I edited the show_os_commands example to show what I mean:

This is the modified try/except block. I just used any message ID that I found in the notification stack:

try:
    for headers, message in receiver.notifications():
        # print("# HMC notification #%s:" % headers['session-sequence-nr'])
        # sys.stdout.flush()
        os_msg_list = message['os-messages']
        for os_msg in os_msg_list:
            if PRINT_METADATA:
                msg_id = os_msg['message-id']
                held = os_msg['is-held']
                priority = os_msg['is-priority']
                prompt = os_msg.get('prompt-text', None)
                print("# OS message %s (held: %s, priority: %s, prompt: %r):" %
                      (msg_id, held, priority, prompt))
            msg_txt = os_msg['message-text'].strip('\n')
            print(msg_txt)
            sys.stdout.flush()
            if msg_id == 2010187:
                raise NameError
except KeyboardInterrupt:
    print("Keyboard interrupt - leaving receiver loop")
    sys.stdout.flush()
except NameError:
    print("Message found - leaving receiver loop")
    sys.stdout.flush()
finally:
    print("Closing receiver...")
    sys.stdout.flush()
    receiver.close()

And this is the debug output:

Message found - leaving receiver loop
Closing receiver...
2020-01-22 21:30:31,379 - MainThread - zhmcclient.api - DEBUG - Called: NotificationReceiver.close(), args: (<zhmcclient._notification.NotificationReceiver object at 0x1023fcd90>,), kwargs: {}
2020-01-22 21:30:31,379 - MainThread - stomp.py - DEBUG - Disconnecting from server
2020-01-22 21:30:31,379 - MainThread - stomp.py - DEBUG - Sending frame: [b'DISCONNECT', b'\n', b'receipt:d772b7ba-6847-4054-9fe5-a85531dedd58\n', b'\n', b'\x00']
2020-01-22 21:30:31,380 - MainThread - stomp.py - DEBUG - Waiting for receiver thread to exit (no timeout)
2020-01-22 21:30:31,443 - StompReceiverThread-1 - stomp.py - DEBUG - Received frame: 'RECEIPT', headers={'receipt-id': 'd772b7ba-6847-4054-9fe5-a85531dedd58'}, body=''
2020-01-22 21:30:31,443 - StompReceiverThread-1 - stomp.py - DEBUG - Received receipt with disconnect command
2020-01-22 21:30:31,443 - StompReceiverThread-1 - stomp.py - DEBUG - Issuing socket.unwrap() to close SSL socket
2020-01-22 21:30:31,443 - StompReceiverThread-1 - stomp.py - DEBUG - Issuing socket.close() to close socket

which is where the program flow stops and can only be interrupted with a KeayboardInterrupt:

  File "show_os_messages.py", line 149, in <module>
    receiver.close()
  File "</Users/felix/.local/share/virtualenvs/AVTestCLI-U8H9kL1M/lib/python3.7/site-packages/decorator.py:decorator-gen-170>", line 2, in close
  File "/Users/felix/.local/share/virtualenvs/AVTestCLI-U8H9kL1M/src/zhmcclient/zhmcclient/_logging.py", line 223, in log_api_call
    result = func(*args, **kwargs)
  File "/Users/felix/.local/share/virtualenvs/AVTestCLI-U8H9kL1M/src/zhmcclient/zhmcclient/_notification.py", line 248, in close
    self._conn.disconnect()
  File "/Users/felix/.local/share/virtualenvs/AVTestCLI-U8H9kL1M/src/stomp-py/stomp/connect.py", line 185, in disconnect
    self.transport.stop()
  File "/Users/felix/.local/share/virtualenvs/AVTestCLI-U8H9kL1M/src/stomp-py/stomp/transport.py", line 123, in stop
    self.__receiver_thread_exit_condition.wait()
  File "/usr/local/Cellar/python/3.7.6_1/Frameworks/Python.framework/Versions/3.7/lib/python3.7/threading.py", line 296, in wait
    waiter.acquire()
KeyboardInterrupt

I'm happy to debug this further if you have any idea what to try.

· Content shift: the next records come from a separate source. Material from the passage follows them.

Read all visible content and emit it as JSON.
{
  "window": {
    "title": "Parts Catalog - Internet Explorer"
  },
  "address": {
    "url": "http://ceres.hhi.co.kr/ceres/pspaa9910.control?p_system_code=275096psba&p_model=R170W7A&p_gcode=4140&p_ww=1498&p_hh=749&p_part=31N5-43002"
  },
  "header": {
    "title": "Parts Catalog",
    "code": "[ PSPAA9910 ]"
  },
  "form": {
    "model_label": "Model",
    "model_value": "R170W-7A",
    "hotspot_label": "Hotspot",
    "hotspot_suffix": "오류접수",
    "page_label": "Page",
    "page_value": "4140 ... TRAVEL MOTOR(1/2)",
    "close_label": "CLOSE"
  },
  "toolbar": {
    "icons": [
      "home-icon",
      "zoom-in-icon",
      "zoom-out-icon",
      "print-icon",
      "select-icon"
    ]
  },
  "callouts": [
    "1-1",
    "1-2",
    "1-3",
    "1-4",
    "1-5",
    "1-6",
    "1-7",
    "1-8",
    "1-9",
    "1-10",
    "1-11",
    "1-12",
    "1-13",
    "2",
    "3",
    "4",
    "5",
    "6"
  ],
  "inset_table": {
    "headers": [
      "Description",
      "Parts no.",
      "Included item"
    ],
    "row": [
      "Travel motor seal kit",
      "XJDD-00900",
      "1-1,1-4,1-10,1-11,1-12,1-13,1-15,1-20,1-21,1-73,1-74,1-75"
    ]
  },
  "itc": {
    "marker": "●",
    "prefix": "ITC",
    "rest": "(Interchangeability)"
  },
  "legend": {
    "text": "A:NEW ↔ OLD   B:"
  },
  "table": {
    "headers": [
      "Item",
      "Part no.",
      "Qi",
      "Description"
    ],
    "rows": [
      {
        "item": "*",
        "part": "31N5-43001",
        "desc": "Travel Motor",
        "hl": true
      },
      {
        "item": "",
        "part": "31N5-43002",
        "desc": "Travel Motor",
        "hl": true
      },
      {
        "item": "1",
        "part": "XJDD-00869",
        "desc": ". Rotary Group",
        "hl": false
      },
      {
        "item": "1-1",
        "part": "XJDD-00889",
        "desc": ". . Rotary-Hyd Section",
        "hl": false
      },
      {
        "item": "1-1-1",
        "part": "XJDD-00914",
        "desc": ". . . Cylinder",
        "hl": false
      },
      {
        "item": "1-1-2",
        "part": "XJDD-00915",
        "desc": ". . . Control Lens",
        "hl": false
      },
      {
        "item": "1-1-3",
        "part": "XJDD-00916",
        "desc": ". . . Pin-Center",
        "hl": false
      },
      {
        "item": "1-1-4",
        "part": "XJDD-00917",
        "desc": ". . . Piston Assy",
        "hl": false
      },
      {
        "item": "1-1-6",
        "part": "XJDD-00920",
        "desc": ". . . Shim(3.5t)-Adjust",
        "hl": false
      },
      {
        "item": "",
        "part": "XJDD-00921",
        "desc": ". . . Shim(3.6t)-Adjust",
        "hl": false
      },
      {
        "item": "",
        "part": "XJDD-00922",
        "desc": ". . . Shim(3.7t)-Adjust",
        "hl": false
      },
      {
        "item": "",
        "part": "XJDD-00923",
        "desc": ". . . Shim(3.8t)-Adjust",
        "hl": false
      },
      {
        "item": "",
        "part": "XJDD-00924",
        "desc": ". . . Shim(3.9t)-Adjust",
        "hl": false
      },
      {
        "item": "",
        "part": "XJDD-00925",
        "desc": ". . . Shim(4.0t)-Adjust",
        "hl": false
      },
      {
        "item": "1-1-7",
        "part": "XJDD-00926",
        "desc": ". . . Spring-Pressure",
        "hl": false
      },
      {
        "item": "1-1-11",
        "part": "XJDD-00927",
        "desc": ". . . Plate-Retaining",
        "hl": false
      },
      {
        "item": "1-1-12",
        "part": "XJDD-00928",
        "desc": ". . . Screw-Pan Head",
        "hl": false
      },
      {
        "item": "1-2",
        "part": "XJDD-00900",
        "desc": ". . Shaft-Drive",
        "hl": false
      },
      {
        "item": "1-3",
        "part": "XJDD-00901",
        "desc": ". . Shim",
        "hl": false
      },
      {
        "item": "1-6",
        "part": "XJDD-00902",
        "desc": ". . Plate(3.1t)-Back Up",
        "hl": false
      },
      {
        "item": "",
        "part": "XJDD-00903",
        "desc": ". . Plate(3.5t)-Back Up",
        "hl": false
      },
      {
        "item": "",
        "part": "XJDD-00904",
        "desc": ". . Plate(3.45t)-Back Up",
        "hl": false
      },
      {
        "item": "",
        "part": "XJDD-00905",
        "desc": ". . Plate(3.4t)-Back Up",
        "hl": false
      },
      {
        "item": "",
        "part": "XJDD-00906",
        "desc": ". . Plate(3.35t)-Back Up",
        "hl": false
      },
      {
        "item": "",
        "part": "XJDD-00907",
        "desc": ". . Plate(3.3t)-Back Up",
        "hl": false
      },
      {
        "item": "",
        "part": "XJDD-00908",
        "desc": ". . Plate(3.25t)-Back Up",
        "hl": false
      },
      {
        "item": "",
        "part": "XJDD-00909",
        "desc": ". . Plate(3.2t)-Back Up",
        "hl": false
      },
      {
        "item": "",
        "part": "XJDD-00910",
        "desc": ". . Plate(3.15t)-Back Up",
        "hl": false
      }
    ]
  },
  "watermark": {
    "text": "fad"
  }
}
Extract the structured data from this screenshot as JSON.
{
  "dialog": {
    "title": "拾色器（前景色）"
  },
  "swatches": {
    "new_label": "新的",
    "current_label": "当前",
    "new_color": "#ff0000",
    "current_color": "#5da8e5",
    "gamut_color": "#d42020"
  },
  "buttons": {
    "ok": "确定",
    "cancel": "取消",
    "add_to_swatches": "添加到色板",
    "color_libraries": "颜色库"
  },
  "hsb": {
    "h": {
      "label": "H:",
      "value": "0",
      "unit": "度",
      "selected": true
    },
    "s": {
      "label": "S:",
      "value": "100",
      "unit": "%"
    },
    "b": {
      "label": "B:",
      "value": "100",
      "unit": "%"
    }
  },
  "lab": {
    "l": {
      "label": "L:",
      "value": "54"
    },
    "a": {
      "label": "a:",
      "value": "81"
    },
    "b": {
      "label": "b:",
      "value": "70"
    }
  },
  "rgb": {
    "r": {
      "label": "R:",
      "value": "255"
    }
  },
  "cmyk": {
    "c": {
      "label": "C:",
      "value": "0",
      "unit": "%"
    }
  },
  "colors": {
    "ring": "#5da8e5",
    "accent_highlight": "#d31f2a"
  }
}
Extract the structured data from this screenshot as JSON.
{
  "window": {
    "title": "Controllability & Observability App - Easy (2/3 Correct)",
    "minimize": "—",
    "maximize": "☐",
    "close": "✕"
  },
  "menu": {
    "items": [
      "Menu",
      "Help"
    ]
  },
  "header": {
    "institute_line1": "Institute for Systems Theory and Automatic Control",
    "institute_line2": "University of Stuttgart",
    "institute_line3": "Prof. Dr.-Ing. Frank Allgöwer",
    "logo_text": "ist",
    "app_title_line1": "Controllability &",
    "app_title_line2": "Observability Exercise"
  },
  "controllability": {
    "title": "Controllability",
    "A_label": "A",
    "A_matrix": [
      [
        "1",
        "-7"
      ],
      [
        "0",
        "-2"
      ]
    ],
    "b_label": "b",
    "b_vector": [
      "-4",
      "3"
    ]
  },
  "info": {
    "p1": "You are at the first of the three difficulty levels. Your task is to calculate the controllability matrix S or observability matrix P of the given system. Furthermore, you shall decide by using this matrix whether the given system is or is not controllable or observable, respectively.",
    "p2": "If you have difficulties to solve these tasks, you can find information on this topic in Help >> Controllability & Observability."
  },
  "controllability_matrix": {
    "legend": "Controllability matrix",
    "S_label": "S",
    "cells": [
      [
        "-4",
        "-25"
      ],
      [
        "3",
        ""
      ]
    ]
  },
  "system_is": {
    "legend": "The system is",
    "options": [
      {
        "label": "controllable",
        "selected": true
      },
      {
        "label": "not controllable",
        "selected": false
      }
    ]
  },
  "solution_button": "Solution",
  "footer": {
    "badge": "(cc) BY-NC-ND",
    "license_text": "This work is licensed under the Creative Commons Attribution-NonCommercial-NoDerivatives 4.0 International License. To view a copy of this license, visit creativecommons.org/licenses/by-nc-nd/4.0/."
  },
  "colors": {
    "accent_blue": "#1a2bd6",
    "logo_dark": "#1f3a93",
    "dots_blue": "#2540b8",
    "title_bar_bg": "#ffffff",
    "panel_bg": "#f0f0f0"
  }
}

andy-maier commented 4 years ago

@fbuehrer So the main thread is waiting for notification from the receiver thread which does not happen.

Looking into the code, I have a hard time figuring out how the normal exit would happen. I therefore added some more debug log statements to the stomp branch in my fork (now showing version 4.1.22.post2). Please reinstall stomp.py from the fork (same branch), and run your modified script again that produces the issue.

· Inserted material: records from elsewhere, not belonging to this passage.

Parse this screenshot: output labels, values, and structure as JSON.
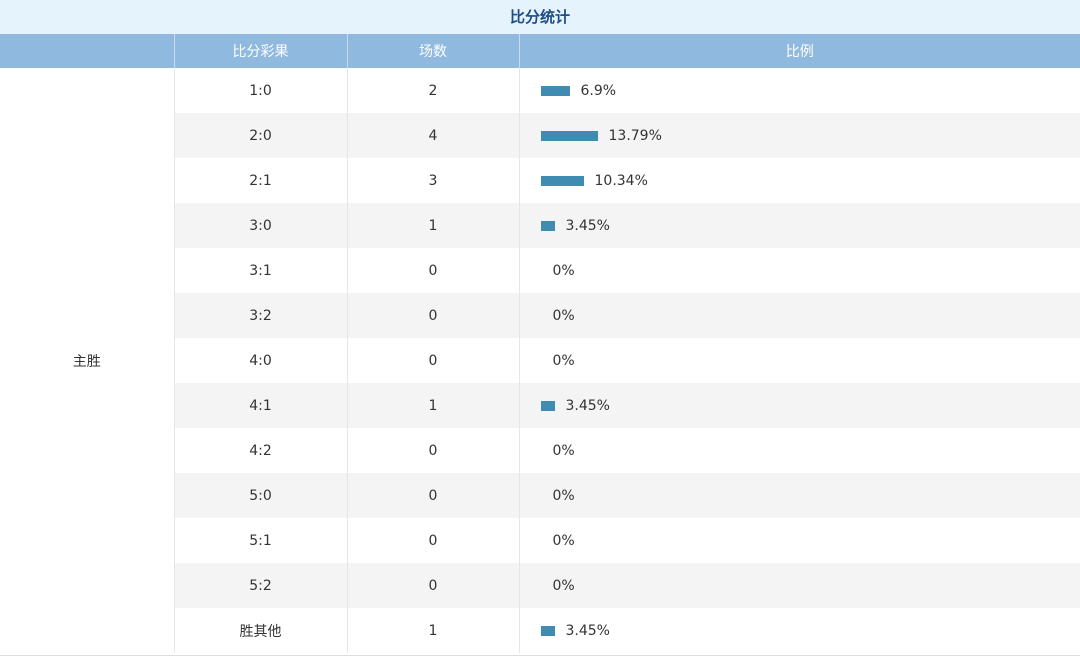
{
  "title": "比分统计",
  "headers": [
    "",
    "比分彩果",
    "场数",
    "比例"
  ],
  "category": "主胜",
  "colors": {
    "bar": "#3f8bb2",
    "header_bg": "#8fb9de",
    "title_bg": "#e5f3fc",
    "title_text": "#1e4c86"
  },
  "rows": [
    {
      "score": "1:0",
      "count": "2",
      "pct_label": "6.9%",
      "pct": 6.9
    },
    {
      "score": "2:0",
      "count": "4",
      "pct_label": "13.79%",
      "pct": 13.79
    },
    {
      "score": "2:1",
      "count": "3",
      "pct_label": "10.34%",
      "pct": 10.34
    },
    {
      "score": "3:0",
      "count": "1",
      "pct_label": "3.45%",
      "pct": 3.45
    },
    {
      "score": "3:1",
      "count": "0",
      "pct_label": "0%",
      "pct": 0
    },
    {
      "score": "3:2",
      "count": "0",
      "pct_label": "0%",
      "pct": 0
    },
    {
      "score": "4:0",
      "count": "0",
      "pct_label": "0%",
      "pct": 0
    },
    {
      "score": "4:1",
      "count": "1",
      "pct_label": "3.45%",
      "pct": 3.45
    },
    {
      "score": "4:2",
      "count": "0",
      "pct_label": "0%",
      "pct": 0
    },
    {
      "score": "5:0",
      "count": "0",
      "pct_label": "0%",
      "pct": 0
    },
    {
      "score": "5:1",
      "count": "0",
      "pct_label": "0%",
      "pct": 0
    },
    {
      "score": "5:2",
      "count": "0",
      "pct_label": "0%",
      "pct": 0
    },
    {
      "score": "胜其他",
      "count": "1",
      "pct_label": "3.45%",
      "pct": 3.45
    }
  ]
}
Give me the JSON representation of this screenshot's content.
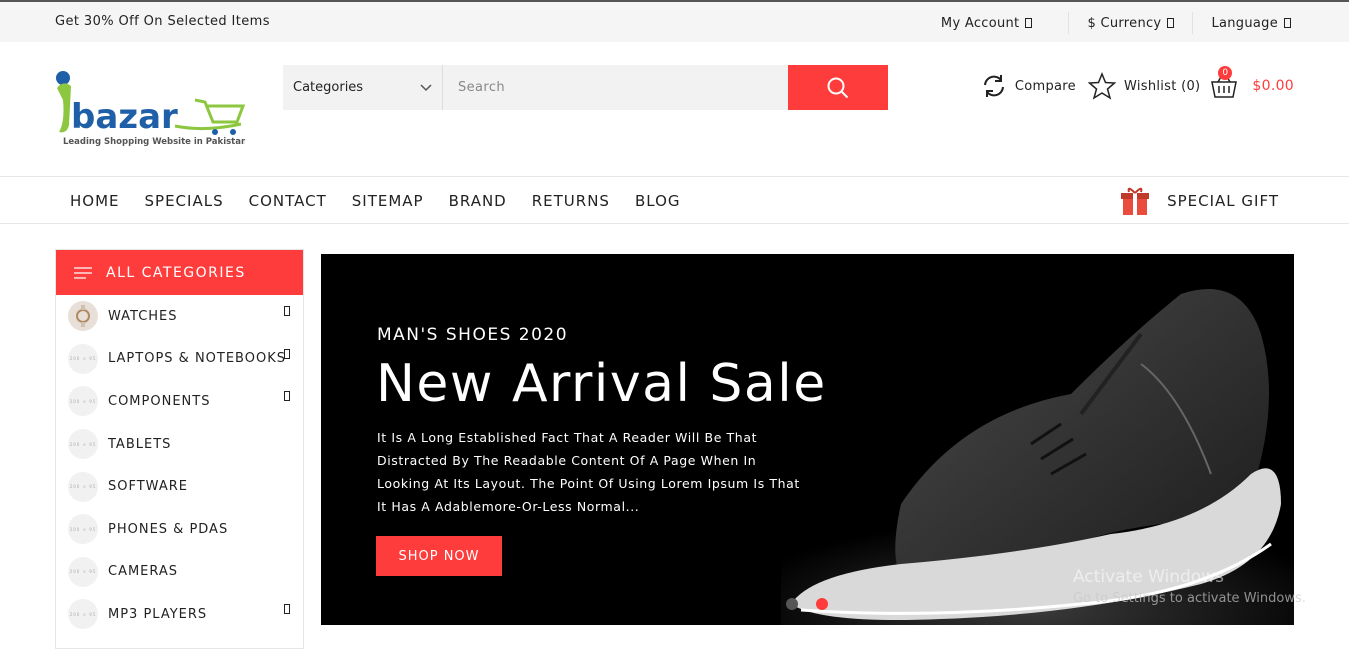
{
  "topbar": {
    "promo": "Get 30% Off On Selected Items",
    "account": "My Account",
    "currency": "$ Currency",
    "language": "Language"
  },
  "logo": {
    "name": "ibazar",
    "tagline": "Leading Shopping Website in Pakistan"
  },
  "search": {
    "category": "Categories",
    "placeholder": "Search"
  },
  "actions": {
    "compare": "Compare",
    "wishlist": "Wishlist (0)",
    "cart_count": "0",
    "cart_total": "$0.00"
  },
  "nav": {
    "items": [
      "HOME",
      "SPECIALS",
      "CONTACT",
      "SITEMAP",
      "BRAND",
      "RETURNS",
      "BLOG"
    ],
    "gift": "SPECIAL GIFT"
  },
  "sidebar": {
    "title": "ALL CATEGORIES",
    "items": [
      {
        "label": "WATCHES",
        "thumb": "",
        "arrow": true
      },
      {
        "label": "LAPTOPS & NOTEBOOKS",
        "thumb": "200 × 95",
        "arrow": true
      },
      {
        "label": "COMPONENTS",
        "thumb": "200 × 95",
        "arrow": true
      },
      {
        "label": "TABLETS",
        "thumb": "200 × 95",
        "arrow": false
      },
      {
        "label": "SOFTWARE",
        "thumb": "200 × 95",
        "arrow": false
      },
      {
        "label": "PHONES & PDAS",
        "thumb": "200 × 95",
        "arrow": false
      },
      {
        "label": "CAMERAS",
        "thumb": "200 × 95",
        "arrow": false
      },
      {
        "label": "MP3 PLAYERS",
        "thumb": "200 × 95",
        "arrow": true
      }
    ]
  },
  "banner": {
    "subtitle": "MAN'S SHOES 2020",
    "title": "New Arrival Sale",
    "text": "It Is A Long Established Fact That A Reader Will Be That Distracted By The Readable Content Of A Page When In Looking At Its Layout. The Point Of Using Lorem Ipsum Is That It Has A Adablemore-Or-Less Normal...",
    "button": "SHOP NOW"
  },
  "watermark": {
    "line1": "Activate Windows",
    "line2": "Go to Settings to activate Windows."
  },
  "colors": {
    "accent": "#ff3c3c",
    "brand_blue": "#1e5fa8",
    "brand_green": "#8dc63f"
  }
}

fbuehrer commented 4 years ago

@andy-maier I don't get any additional debug output with the updated stomp module (I double-checked with stomp.version and verified that it reports as (4, 1, 22, 'post2') ).

Still stalls at

2020-01-23 12:20:59,344 - StompReceiverThread-1 - stomp.py - DEBUG - Issuing socket.close() to close socket
fbuehrer commented 4 years ago

Hi @andy-maier

by accident I was running the script with stomp 5.0.1 (which was released just a couple of weeks ago) and the disconnect properly works. I double checked and switched back to stomp 4.1.22 and the error is back. So it seems that going from stomp 4 to stomp 5 actually fixes the Problem. Maybe @james-crowley can check if he is seeing the same behaviour?

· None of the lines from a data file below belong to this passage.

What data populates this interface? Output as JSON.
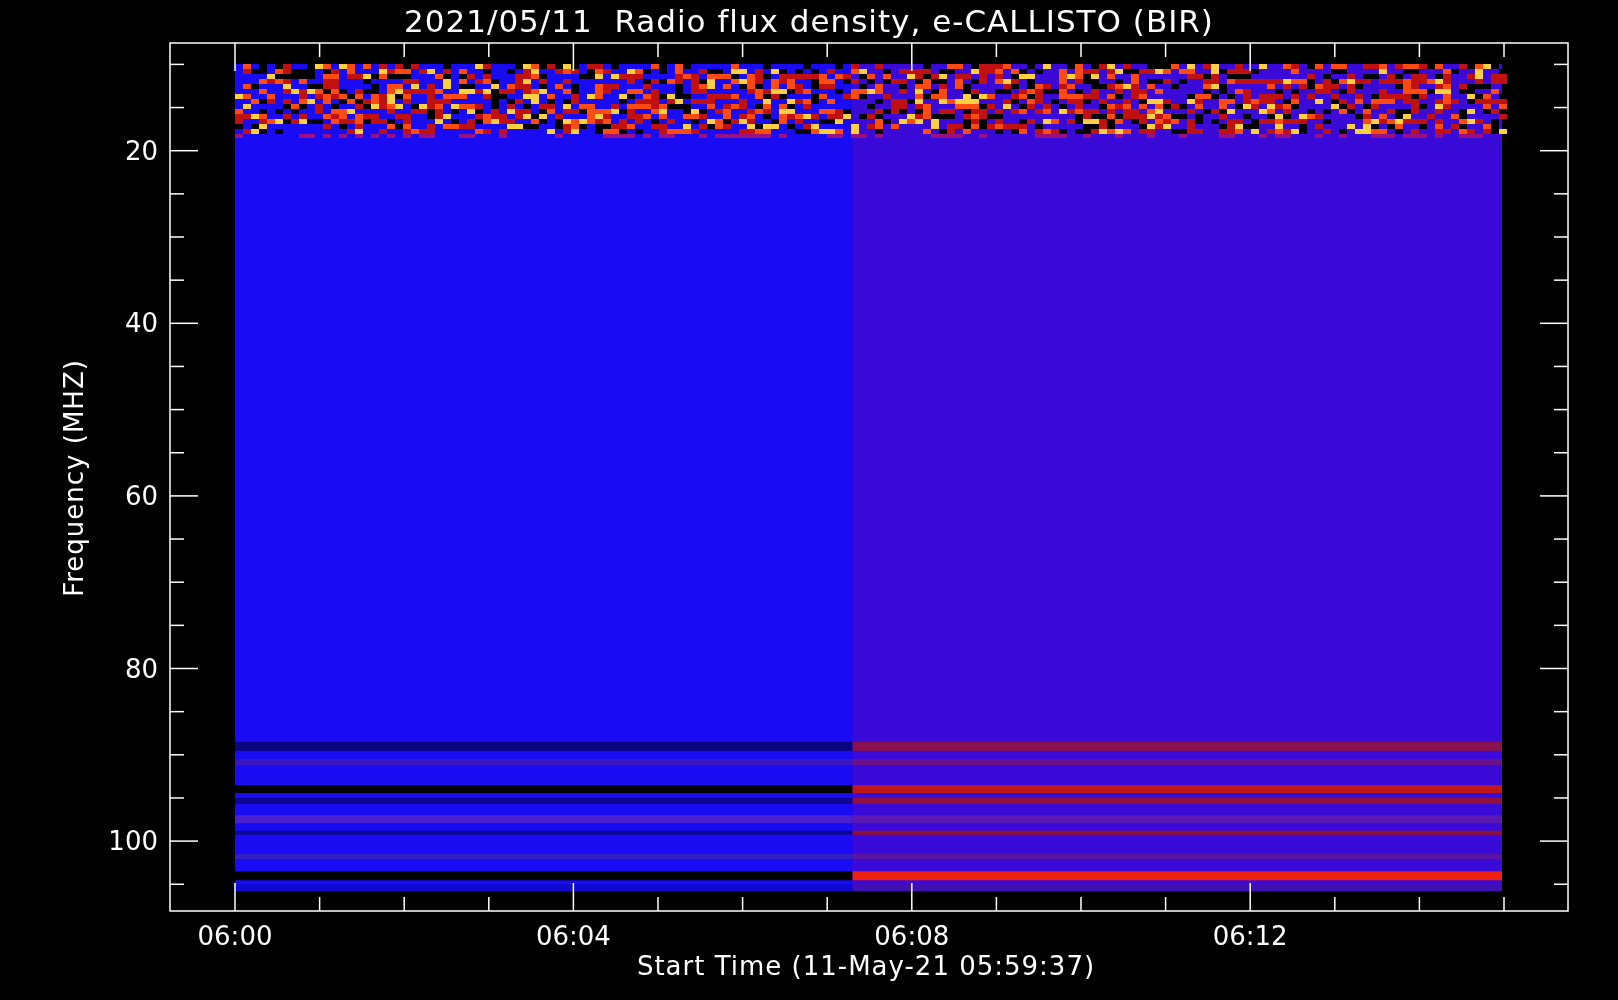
{
  "chart": {
    "title": "2021/05/11  Radio flux density, e-CALLISTO (BIR)",
    "y_axis": {
      "label": "Frequency (MHZ)",
      "ticks": [
        "20",
        "40",
        "60",
        "80",
        "100"
      ]
    },
    "x_axis": {
      "label": "Start Time (11-May-21 05:59:37)",
      "ticks": [
        "06:00",
        "06:04",
        "06:08",
        "06:12"
      ]
    }
  }
}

andy-maier commented 4 years ago

The issue with stomp 5 is that the package owner removed python 2 support. But very good to know, of course.

andy-maier commented 4 years ago

I have now added support to the show_os_messages.py example to break upon receipt of a configurable message ID, and was able to reproduce the hang upon close(). That is in PR #615.

I also picked up a few lines of code from stomp PR https://github.com/jasonrbriggs/stomp.py/pull/266 (which went into stomp.py version 5.0.0) that fix a double disconnect notification issue, and with that fix, the example no longer hangs. That updated stomp code is now on my fork of stomp, as version 4.1.22.post3.

@fbuehrer @james-crowley Can you please validate whether that fix works for you?

fbuehrer commented 4 years ago

Hi @andy-maier. I can confirm that the problem does not persist anymore using stomp.py=4.1.22.post3.

andy-maier commented 4 years ago

@fbuehrer Hi Felix, that sounds very good to me. I'll work on getting this fix then into stomp 4.1.

andy-maier commented 4 years ago

I created issue https://github.com/jasonrbriggs/stomp.py/issues/284 and provided a branch with the fix for 4.1.22 in my stomp.py fork.

andy-maier commented 4 years ago

Jason picked up the fix and released a stomp.py version 4.1.23. I just verified that the fix resolves the hang issue in the show_os_messages.py example when leaving the loop based on message ID.

I'll increase the minimum version of stomp.py in zhmcclient accordingly.

andy-maier commented 4 years ago

PR #616 increases the minimum version of stomp.py to 4.1.23. It will be released soon as part of zhmcclient 0.26.0.